[Date Prev][Date Next][Thread Prev][Thread Next][Date Index][Thread Index]

Re: [Condor-users] How to have schedd drop claim after each job



Hi Maarten,

I think the feature you want is in the current development branch and will be released in Condor 6.7.2. In the machine policy, you will be able to specify 'MaxJobRetirementTime', an expression that determines the maximum runtime for a job that is in a 'retiring' claim. A claim may go into retirement due to any type of preemption, or due to Condor being gracefully shut down or restarted. It will stay in the retiring state until the current job finishes or the maximum retirement time expires (or the GRACEFUL_SHUTDOWN_TIMEOUT expires).

If you are living in the stable series, then there are some less-than-ideal methods people have come up with to address the problem with resource reallocation when you want minimal job death. One is to set your PREEMPTION_REQUIREMENTS to allow preemption only during the first 10 minutes of the job and (if you _really_ can't live with jobs being killed), add a USER_JOB_WRAPPER script that sleeps for 10 minutes before starting jobs.
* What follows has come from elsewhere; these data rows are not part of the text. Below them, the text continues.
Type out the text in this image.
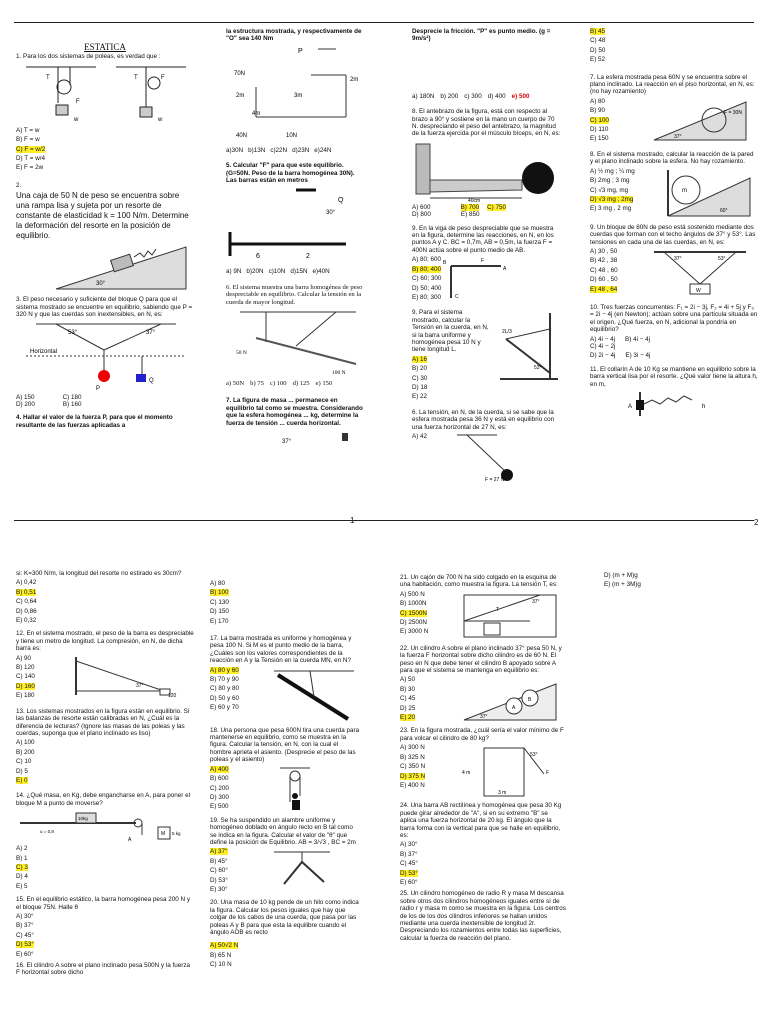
ESTATICA

1. Para los dos sistemas de poleas, es verdad que :

T
F
w
T	F
w

A) T = w

B) F = w

C) F = w/2

D) T = w/4

E) F = 2w

2.

Una caja de 50 N de peso se encuentra sobre una rampa lisa y sujeta por un resorte de constante de elasticidad k = 100 N/m. Determine la deformación del resorte en la posición de equilibrio.

30°

3. El peso necesario y suficiente del bloque Q para que el sistema mostrado se encuentre en equilibrio, sabiendo que P = 320 N y que las cuerdas son inextensibles, en N, es:

53°	37°
Horizontal
P
Q
A) 150	C) 180
D) 200	B) 160

4. Hallar el valor de la fuerza P, para que el momento resultante de las fuerzas aplicadas a

la estructura mostrada, y respectivamente de "O" sea 140 Nm

P
70N
2m	3m
2m
4m
40N	10N
a)30N b)13N c)22N d)23N e)24N

5. Calcular "F" para que este equilibrio. (G=50N. Peso de la barra homogénea 30N). Las barras están en metros

Q
30°
6	2
a) 9N b)20N c)10N d)15N e)40N

6. El sistema muestra una barra homogénea de peso despreciable en equilibrio. Calcular la tensión en la cuerda de mayor longitud.

50 N
100 N
a) 50N b) 75 c) 100 d) 125 e) 150

7. La figura de masa ... permanece en equilibrio tal como se muestra. Considerando que la esfera homogénea ... kg, determine la fuerza de tensión ... cuerda horizontal.

37°

Desprecie la fricción. "P" es punto medio. (g = 9m/s²)

a) 180N b) 200 c) 300 d) 400 e) 500

8. El antebrazo de la figura, está con respecto al brazo a 90° y sostiene en la mano un cuerpo de 70 N. despreciando el peso del antebrazo, la magnitud de la fuerza ejercida por el músculo bíceps, en N, es:

40cm
A) 600	B) 700 C) 750
D) 800	E) 850

9. En la viga de peso despreciable que se muestra en la figura, determine las reacciones, en N, en los puntos A y C. BC = 0,7m, AB = 0,5m, la fuerza F = 400N actúa sobre el punto medio de AB.

A) 80; 600

B) 80; 400

C) 60; 300

D) 50; 400

E) 80; 300

B	F
A
C

9. Para el sistema mostrado, calcular la Tensión en la cuerda, en N, si la barra uniforme y homogénea pesa 10 N y tiene longitud L.

A) 16

B) 20

C) 30

D) 18

E) 22

2L/3
53°

6. La tensión, en N, de la cuerda, si se sabe que la esfera mostrada pesa 36 N y está en equilibrio con una fuerza horizontal de 27 N, es:

A) 42

F = 27 N

B) 45

C) 48

D) 50

E) 52

7. La esfera mostrada pesa 60N y se encuentra sobre el plano inclinado. La reacción en el piso horizontal, en N, es: (no hay rozamiento)

A) 80

B) 90

C) 100

D) 110

E) 150

F = 30N
37°

8. En el sistema mostrado, calcular la reacción de la pared y el plano inclinado sobre la esfera. No hay rozamiento.

A) ½ mg ; ¼ mg

B) 2mg ; 3 mg

C) √3 mg, mg

D) √3 mg ; 2mg

E) 3 mg , 2 mg

m
60°

9. Un bloque de 80N de peso está sostenido mediante dos cuerdas que forman con el techo ángulos de 37° y 53°. Las tensiones en cada una de las cuerdas, en N, es:

A) 30 , 50

B) 42 , 38

C) 48 , 60

D) 60 , 50

E) 48 , 64

37°	53°
W

10. Tres fuerzas concurrentes: F₁ = 2i − 3j, F₂ = 4i + 5j y F₃ = 2i − 4j (en Newton); actúan sobre una partícula situada en el origen. ¿Qué fuerza, en N, adicional la pondría en equilibrio?

A) 4i − 4j B) 4i − 4j

C) 4i − 2j

D) 2i − 4j E) 3i − 4j

11. El collarín A de 10 Kg se mantiene en equilibrio sobre la barra vertical lisa por el resorte. ¿Qué valor tiene la altura h, en m,

A	h
1	2

si: K=300 N/m, la longitud del resorte no estirado es 30cm?

A) 0,42

B) 0,51

C) 0,64

D) 0,86

E) 0,32

12. En el sistema mostrado, el peso de la barra es despreciable y tiene un metro de longitud. La compresión, en N, de dicha barra es:

A) 90

B) 120

C) 140

D) 160

E) 180

37°
120

13. Los sistemas mostrados en la figura están en equilibrio. Si las balanzas de resorte están calibradas en N, ¿Cuál es la diferencia de lecturas? (Ignore las masas de las poleas y las cuerdas, suponga que el plano inclinado es liso)

A) 100

B) 200

C) 10

D) 5

E) 0

14. ¿Qué masa, en Kg, debe engancharse en A, para poner el bloque M a punto de moverse?

10kg
u = 0,8
A
M 5 kg

A) 2

B) 1

C) 3

D) 4

E) 5

15. En el equilibrio estático, la barra homogénea pesa 200 N y el bloque 75N. Halle θ

A) 30°

B) 37°

C) 45°

D) 53°

E) 60°

16. El cilindro A sobre el plano inclinado pesa 500N y la fuerza F horizontal sobre dicho

A) 80

B) 100

C) 130

D) 150

E) 170

17. La barra mostrada es uniforme y homogénea y pesa 100 N. Si M es el punto medio de la barra, ¿Cuáles son los valores correspondientes de la reacción en A y la Tensión en la cuerda MN, en N?

A) 80 y 60

B) 70 y 90

C) 80 y 80

D) 50 y 60

E) 60 y 70

18. Una persona que pesa 600N tira una cuerda para mantenerse en equilibrio, como se muestra en la figura. Calcular la tensión, en N, con la cual el hombre aprieta el asiento. (Desprecie el peso de las poleas y el asiento)

A) 400

B) 600

C) 200

D) 300

E) 500

19. Se ha suspendido un alambre uniforme y homogéneo doblado en ángulo recto en B tal como se indica en la figura. Calcular el valor de "θ" que define la posición de Equilibrio. AB = 3/√3 , BC = 2m

A) 37°

B) 45°

C) 60°

D) 53°

E) 30°

20. Una masa de 10 kg pende de un hilo como indica la figura. Calcular los pesos iguales que hay que colgar de los cabos de una cuerda, que pasa por las poleas A y B para que esta la equilibre cuando el ángulo AOB es recto

A) 50√2 N

B) 65 N

C) 10 N

21. Un cajón de 700 N ha sido colgado en la esquina de una habitación, como muestra la figura. La tensión T, es:

A) 500 N

B) 1000N

C) 1500N

D) 2500N

E) 3000 N

T
37°

22. Un cilindro A sobre el plano inclinado 37° pesa 50 N, y la fuerza F horizontal sobre dicho cilindro es de 60 N. El peso en N que debe tener el cilindro B apoyado sobre A para que el sistema se mantenga en equilibrio es:

A) 50

B) 30

C) 45

D) 25

E) 20

A
B
37°

23. En la figura mostrada, ¿cuál sería el valor mínimo de F para volcar el cilindro de 80 kg?

A) 300 N

B) 325 N

C) 350 N

D) 375 N

E) 400 N

4 m
3 m
53°
F

24. Una barra AB rectilínea y homogénea que pesa 30 Kg puede girar alrededor de "A", si en su extremo "B" se aplica una fuerza horizontal de 20 kg. El ángulo que la barra forma con la vertical para que se halle en equilibrio, es:

A) 30°

B) 37°

C) 45°

D) 53°

E) 60°

25. Un cilindro homogéneo de radio R y masa M descansa sobre otros dos cilindros homogéneos iguales entre sí de radio r y masa m como se muestra en la figura. Los centros de los de los dos cilindros inferiores se hallan unidos mediante una cuerda inextensible de longitud 2r. Despreciando los rozamientos entre todas las superficies, calcular la fuerza de reacción del plano.

D) (m + M)g

E) (m + 3M)g
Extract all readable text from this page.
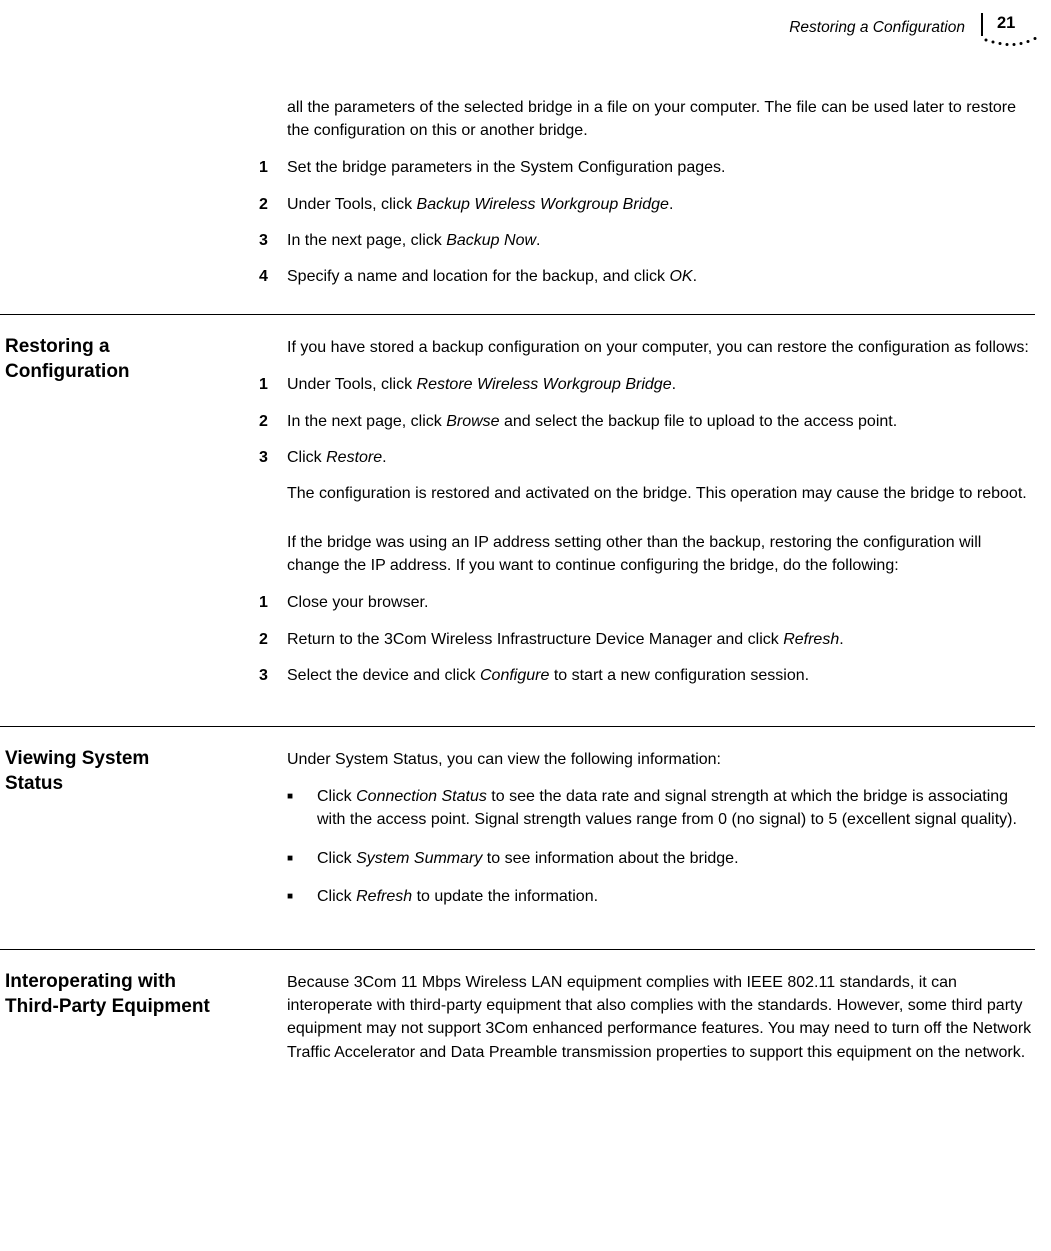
Restoring a Configuration	21

all the parameters of the selected bridge in a file on your computer. The file can be used later to restore the configuration on this or another bridge.

1	Set the bridge parameters in the System Configuration pages.
2	Under Tools, click Backup Wireless Workgroup Bridge.
3	In the next page, click Backup Now.
4	Specify a name and location for the backup, and click OK.
Restoring a
Configuration

If you have stored a backup configuration on your computer, you can restore the configuration as follows:

1	Under Tools, click Restore Wireless Workgroup Bridge.
2	In the next page, click Browse and select the backup file to upload to the access point.
3	Click Restore.

The configuration is restored and activated on the bridge. This operation may cause the bridge to reboot.

If the bridge was using an IP address setting other than the backup, restoring the configuration will change the IP address. If you want to continue configuring the bridge, do the following:

1	Close your browser.
2	Return to the 3Com Wireless Infrastructure Device Manager and click Refresh.
3	Select the device and click Configure to start a new configuration session.
Viewing System
Status

Under System Status, you can view the following information:

■	Click Connection Status to see the data rate and signal strength at which the bridge is associating with the access point. Signal strength values range from 0 (no signal) to 5 (excellent signal quality).
■	Click System Summary to see information about the bridge.
■	Click Refresh to update the information.
Interoperating with
Third-Party Equipment

Because 3Com 11 Mbps Wireless LAN equipment complies with IEEE 802.11 standards, it can interoperate with third-party equipment that also complies with the standards. However, some third party equipment may not support 3Com enhanced performance features. You may need to turn off the Network Traffic Accelerator and Data Preamble transmission properties to support this equipment on the network.
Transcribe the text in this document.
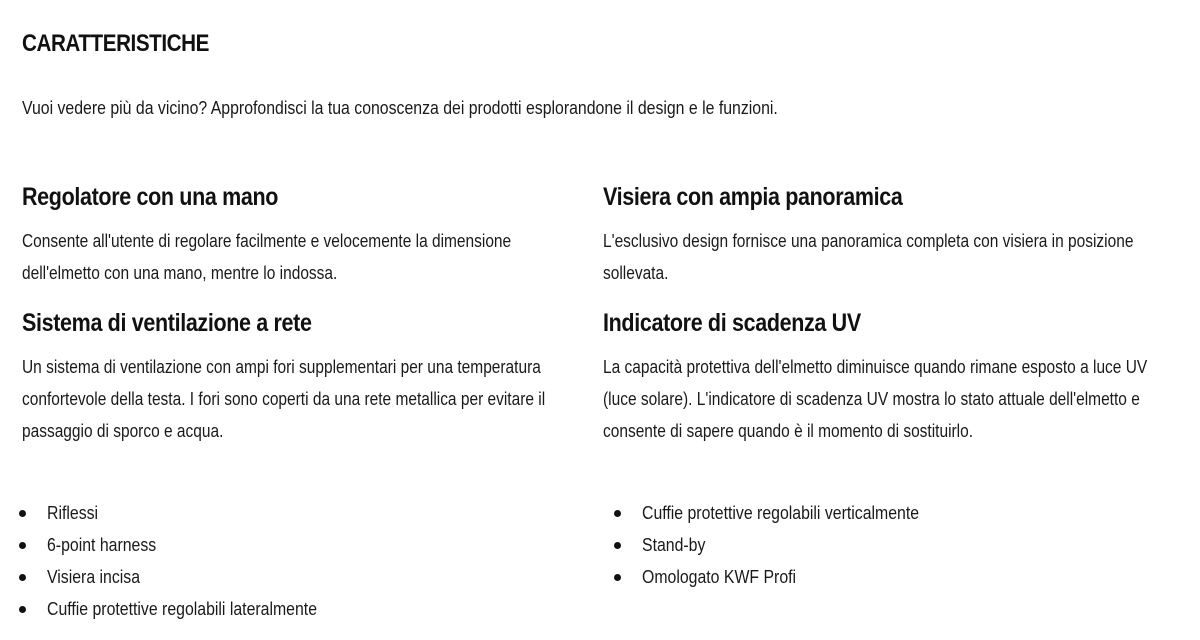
CARATTERISTICHE

Vuoi vedere più da vicino? Approfondisci la tua conoscenza dei prodotti esplorandone il design e le funzioni.

Regolatore con una mano

Consente all'utente di regolare facilmente e velocemente la dimensione dell'elmetto con una mano, mentre lo indossa.

Visiera con ampia panoramica

L'esclusivo design fornisce una panoramica completa con visiera in posizione sollevata.

Sistema di ventilazione a rete

Un sistema di ventilazione con ampi fori supplementari per una temperatura confortevole della testa. I fori sono coperti da una rete metallica per evitare il passaggio di sporco e acqua.

Indicatore di scadenza UV

La capacità protettiva dell'elmetto diminuisce quando rimane esposto a luce UV (luce solare). L'indicatore di scadenza UV mostra lo stato attuale dell'elmetto e consente di sapere quando è il momento di sostituirlo.

Riflessi
6-point harness
Visiera incisa
Cuffie protettive regolabili lateralmente
Cuffie protettive regolabili verticalmente
Stand-by
Omologato KWF Profi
To my knowledge, there is no way to force the schedd to drop each claim after running a job. Anybody with a clever solution, please correct me!

--Dan

Maarten Ballintijn wrote:

Hello,

Most of our jobs are vanilla universe for the moment. In order not
to waste CPU time I'd like them to run to completion. I understand
how to configure PREEMPT and PREEMPTION_REQUIREMENTS etc. to avoid
killing the jobs. The catch is that schedd hangs on to the claim
even if the priority dictates another job should run.

Is there a way to have schedd relinquish the claim "between" to jobs,
either always or when appropriate?

Thanks for your help,

Maarten.